Lessons learnt: reinforce home care and advance coordination
Advancing the coordination of health and social care is one of the key lessons learnt during the Covid-19 crisis. This would involve resourcing social care settings to allow for the integrated provision of hospital-related care and social support in situations of public health emergency. For instance, deploying health workers in social services facilities including those for older people and adults with physical or intellectual disabilities, children’s homes, homeless shelters, and therapeutic communities. Public authorities should reinforce these facilities with robust testing, protective gear, as well as specific prevention and care guidelines for crisis situations like the ones caused by the coronavirus.
In addition to deploying health care workers into other settings, giving social care and social services staff parity of esteem with health care is fundamental. This parity, by recognising them as essential workers, would ensure that national governments in partnership with regional and local authorities will then be required to ensure the supply of protective equipment to workers who provide home care and residential services.

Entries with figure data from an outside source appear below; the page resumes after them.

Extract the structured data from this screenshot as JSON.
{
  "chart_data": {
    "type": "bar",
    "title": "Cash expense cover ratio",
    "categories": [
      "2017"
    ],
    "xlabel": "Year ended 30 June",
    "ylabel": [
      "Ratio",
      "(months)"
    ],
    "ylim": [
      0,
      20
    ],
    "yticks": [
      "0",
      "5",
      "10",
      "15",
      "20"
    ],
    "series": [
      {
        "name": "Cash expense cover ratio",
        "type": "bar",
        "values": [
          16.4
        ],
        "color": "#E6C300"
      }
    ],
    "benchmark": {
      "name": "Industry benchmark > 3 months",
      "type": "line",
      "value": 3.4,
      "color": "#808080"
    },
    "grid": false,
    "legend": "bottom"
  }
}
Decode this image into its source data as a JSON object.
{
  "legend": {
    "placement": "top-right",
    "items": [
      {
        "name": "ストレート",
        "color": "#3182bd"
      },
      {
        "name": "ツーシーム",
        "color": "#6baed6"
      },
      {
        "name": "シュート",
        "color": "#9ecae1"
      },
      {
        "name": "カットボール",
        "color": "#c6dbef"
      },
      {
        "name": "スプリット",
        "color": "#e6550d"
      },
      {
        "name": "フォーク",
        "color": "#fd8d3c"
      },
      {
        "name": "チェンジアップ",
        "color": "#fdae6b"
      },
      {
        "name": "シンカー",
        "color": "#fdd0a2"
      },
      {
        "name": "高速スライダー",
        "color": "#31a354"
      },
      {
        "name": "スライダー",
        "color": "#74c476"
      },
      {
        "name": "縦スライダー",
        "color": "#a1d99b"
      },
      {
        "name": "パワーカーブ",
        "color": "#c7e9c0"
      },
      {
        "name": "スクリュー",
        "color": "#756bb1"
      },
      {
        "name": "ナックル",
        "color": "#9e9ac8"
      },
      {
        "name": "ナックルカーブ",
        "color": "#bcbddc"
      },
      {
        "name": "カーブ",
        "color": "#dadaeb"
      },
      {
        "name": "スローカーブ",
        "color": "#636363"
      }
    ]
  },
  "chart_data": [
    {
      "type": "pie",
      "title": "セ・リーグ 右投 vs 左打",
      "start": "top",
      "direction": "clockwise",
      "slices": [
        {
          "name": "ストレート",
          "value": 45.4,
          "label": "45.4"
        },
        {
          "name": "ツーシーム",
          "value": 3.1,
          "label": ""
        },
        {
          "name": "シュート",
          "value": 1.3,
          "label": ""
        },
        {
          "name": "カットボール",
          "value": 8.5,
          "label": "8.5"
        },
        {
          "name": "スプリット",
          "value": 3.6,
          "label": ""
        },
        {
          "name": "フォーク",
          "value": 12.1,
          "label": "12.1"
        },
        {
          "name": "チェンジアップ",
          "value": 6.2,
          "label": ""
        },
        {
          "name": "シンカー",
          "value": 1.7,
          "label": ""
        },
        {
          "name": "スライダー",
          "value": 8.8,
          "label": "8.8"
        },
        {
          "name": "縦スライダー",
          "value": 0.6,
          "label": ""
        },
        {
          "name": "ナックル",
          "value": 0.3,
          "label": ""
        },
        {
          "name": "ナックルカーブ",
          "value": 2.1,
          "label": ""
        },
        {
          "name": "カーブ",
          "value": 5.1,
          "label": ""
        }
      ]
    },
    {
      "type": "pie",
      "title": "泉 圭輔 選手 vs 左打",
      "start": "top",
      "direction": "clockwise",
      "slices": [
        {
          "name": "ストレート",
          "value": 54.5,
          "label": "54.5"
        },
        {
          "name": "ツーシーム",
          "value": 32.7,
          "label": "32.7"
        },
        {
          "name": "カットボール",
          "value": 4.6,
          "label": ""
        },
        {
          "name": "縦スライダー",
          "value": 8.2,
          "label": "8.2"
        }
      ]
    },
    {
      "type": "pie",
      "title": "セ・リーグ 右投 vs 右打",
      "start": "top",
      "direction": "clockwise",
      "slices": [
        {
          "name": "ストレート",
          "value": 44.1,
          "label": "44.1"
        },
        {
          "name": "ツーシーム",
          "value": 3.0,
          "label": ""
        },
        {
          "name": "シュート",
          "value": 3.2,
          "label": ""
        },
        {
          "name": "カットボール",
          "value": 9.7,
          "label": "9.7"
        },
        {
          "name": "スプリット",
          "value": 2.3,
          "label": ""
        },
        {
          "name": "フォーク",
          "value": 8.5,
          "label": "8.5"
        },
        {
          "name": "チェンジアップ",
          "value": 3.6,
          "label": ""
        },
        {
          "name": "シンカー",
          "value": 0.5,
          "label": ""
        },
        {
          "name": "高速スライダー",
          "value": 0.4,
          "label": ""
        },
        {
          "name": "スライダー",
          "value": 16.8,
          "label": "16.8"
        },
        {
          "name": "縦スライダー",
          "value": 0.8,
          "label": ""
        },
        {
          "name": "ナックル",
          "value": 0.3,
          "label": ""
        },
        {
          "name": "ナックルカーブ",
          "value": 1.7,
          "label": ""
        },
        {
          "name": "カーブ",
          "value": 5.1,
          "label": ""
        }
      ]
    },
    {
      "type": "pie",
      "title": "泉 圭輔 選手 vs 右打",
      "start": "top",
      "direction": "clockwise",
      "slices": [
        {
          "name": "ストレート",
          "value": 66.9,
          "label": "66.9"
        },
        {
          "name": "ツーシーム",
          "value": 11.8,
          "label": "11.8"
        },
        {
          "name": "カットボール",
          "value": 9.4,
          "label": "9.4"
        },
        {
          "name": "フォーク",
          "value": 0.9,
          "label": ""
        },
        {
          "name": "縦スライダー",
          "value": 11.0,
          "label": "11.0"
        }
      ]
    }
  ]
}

Investing in the adaptation and reinforcement of home care services would certainly contribute to a more integrated delivery of care for those who need it. This would involve at least three main actions. First, focusing on people with little family support and high dependency needs in the provision and preparation of meals, dispensing medication, assistance with postural changes or personal hygiene needs. Second, doing the shopping for older people or people with disabilities to minimise their risk of getting infected or injuring themselves. Third, ensuring the safety of older people in their own homes by intensifying contact with them through the phone and telecare.
All these measures must be carried out to prevent the spread of the virus among those most vulnerable and workers themselves and ease the burden on health systems in future situations of emergency, including a potential second wave of the pandemic.